RAG-Modulo: Solving Sequential Tasks using Experience, Critics, and Language Models
This addresses the need for learning-based robotic systems to retain and learn from experiences, though it is incremental as it builds on existing LLM-based agents with memory enhancements.
The paper tackles the problem of LLM-based agents lacking memory for learning from past interactions in robotic tasks, proposing RAG-Modulo to incorporate memory and critics, resulting in significant improvements in task success rates and efficiency in BabyAI and AlfWorld domains.

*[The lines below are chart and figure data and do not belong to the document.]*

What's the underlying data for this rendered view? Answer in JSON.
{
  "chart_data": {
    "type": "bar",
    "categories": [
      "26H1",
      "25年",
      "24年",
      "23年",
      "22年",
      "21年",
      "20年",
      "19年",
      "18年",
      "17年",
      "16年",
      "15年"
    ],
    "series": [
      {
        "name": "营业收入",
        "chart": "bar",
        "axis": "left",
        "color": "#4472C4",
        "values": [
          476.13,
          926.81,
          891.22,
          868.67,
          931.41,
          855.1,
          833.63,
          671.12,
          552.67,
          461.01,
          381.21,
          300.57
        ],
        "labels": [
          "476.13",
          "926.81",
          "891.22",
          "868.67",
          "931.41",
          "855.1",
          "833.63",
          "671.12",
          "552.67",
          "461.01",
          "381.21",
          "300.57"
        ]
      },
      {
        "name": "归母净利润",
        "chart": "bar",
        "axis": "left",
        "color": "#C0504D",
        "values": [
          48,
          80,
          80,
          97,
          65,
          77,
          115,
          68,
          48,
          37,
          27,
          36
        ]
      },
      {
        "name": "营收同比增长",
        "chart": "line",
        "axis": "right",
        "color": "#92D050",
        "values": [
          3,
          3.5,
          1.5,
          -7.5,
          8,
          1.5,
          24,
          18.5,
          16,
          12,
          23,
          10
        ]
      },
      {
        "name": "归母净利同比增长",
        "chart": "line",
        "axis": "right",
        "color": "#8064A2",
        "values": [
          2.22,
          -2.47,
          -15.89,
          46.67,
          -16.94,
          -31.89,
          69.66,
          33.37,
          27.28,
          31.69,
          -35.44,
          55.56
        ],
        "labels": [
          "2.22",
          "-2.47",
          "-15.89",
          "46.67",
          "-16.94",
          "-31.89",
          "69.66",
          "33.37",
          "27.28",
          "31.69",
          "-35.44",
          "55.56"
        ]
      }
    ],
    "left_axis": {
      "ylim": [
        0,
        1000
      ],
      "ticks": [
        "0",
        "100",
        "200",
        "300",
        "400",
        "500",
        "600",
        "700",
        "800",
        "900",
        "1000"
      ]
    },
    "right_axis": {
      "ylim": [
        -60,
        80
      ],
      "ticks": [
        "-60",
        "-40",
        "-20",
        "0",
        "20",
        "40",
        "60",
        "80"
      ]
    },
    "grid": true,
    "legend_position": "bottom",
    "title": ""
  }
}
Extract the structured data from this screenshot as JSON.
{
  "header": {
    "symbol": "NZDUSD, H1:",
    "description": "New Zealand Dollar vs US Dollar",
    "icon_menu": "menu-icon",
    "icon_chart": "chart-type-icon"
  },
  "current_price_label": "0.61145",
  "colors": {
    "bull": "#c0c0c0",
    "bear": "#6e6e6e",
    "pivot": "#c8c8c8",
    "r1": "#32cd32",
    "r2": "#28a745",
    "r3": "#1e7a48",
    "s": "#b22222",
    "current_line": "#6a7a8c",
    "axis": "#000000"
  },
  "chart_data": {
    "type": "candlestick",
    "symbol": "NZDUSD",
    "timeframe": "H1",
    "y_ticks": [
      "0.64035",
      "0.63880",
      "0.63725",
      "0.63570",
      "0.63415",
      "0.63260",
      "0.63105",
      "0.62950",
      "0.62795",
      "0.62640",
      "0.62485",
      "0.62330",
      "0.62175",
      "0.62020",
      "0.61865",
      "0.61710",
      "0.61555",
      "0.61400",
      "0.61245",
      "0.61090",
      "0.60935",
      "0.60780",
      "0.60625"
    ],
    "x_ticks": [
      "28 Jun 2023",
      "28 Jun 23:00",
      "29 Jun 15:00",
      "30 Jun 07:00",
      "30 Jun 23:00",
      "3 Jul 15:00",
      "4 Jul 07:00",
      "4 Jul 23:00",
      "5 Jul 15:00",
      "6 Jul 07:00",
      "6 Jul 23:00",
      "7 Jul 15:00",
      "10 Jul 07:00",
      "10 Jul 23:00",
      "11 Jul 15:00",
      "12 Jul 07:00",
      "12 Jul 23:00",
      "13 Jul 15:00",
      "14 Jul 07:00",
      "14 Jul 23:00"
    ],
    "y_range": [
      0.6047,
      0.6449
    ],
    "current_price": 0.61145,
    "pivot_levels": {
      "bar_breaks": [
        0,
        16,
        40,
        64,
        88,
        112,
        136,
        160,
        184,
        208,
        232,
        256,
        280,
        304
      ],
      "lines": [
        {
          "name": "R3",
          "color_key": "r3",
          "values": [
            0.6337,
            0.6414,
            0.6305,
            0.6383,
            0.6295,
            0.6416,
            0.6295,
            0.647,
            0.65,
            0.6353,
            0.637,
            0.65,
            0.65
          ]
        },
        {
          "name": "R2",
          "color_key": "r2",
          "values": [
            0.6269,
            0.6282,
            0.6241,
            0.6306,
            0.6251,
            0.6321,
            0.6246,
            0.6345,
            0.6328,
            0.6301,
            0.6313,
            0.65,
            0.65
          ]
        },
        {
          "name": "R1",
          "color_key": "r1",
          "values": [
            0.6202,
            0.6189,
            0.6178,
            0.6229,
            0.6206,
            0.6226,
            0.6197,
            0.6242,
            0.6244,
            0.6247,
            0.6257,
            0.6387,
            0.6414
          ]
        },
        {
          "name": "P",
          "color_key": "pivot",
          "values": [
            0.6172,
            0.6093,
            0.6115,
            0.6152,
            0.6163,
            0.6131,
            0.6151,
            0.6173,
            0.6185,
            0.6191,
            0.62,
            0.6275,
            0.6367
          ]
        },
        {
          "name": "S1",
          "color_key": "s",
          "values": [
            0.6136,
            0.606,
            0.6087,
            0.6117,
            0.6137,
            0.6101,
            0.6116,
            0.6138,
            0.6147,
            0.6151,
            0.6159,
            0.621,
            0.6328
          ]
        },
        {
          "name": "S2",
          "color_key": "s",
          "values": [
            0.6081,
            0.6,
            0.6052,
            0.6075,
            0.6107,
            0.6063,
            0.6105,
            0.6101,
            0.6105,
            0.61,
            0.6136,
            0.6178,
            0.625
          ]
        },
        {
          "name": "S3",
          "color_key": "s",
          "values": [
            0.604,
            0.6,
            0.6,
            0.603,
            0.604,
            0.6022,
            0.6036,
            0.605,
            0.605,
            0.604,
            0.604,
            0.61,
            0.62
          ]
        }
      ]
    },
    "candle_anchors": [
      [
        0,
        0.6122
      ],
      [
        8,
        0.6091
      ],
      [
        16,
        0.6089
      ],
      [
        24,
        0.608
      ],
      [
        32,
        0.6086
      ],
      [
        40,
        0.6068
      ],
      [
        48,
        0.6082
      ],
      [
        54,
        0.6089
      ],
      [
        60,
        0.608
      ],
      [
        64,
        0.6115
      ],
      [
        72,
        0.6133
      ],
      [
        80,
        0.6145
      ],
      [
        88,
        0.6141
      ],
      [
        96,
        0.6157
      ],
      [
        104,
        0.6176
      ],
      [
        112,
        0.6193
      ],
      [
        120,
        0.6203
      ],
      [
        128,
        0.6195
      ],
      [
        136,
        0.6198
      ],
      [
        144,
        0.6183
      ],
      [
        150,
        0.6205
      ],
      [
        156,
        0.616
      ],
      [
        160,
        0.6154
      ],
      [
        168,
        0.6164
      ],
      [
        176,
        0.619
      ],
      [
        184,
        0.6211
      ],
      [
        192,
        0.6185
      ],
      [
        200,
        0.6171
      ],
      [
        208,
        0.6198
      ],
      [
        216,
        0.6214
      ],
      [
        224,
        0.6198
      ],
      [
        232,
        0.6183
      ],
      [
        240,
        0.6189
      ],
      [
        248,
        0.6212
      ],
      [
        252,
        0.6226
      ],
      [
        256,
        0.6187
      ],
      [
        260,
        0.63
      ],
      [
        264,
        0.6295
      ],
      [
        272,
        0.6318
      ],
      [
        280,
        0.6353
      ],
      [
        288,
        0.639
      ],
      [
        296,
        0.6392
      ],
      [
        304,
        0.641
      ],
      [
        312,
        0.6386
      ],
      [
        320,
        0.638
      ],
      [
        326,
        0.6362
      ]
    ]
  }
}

Large language models (LLMs) have recently emerged as promising tools for solving challenging robotic tasks, even in the presence of action and observation uncertainties. Recent LLM-based decision-making methods (also referred to as LLM-based agents), when paired with appropriate critics, have demonstrated potential in solving complex, long-horizon tasks with relatively few interactions. However, most existing LLM-based agents lack the ability to retain and learn from past interactions - an essential trait of learning-based robotic systems. We propose RAG-Modulo, a framework that enhances LLM-based agents with a memory of past interactions and incorporates critics to evaluate the agents' decisions. The memory component allows the agent to automatically retrieve and incorporate relevant past experiences as in-context examples, providing context-aware feedback for more informed decision-making. Further by updating its memory, the agent improves its performance over time, thereby exhibiting learning. Through experiments in the challenging BabyAI and AlfWorld domains, we demonstrate significant improvements in task success rates and efficiency, showing that the proposed RAG-Modulo framework outperforms state-of-the-art baselines.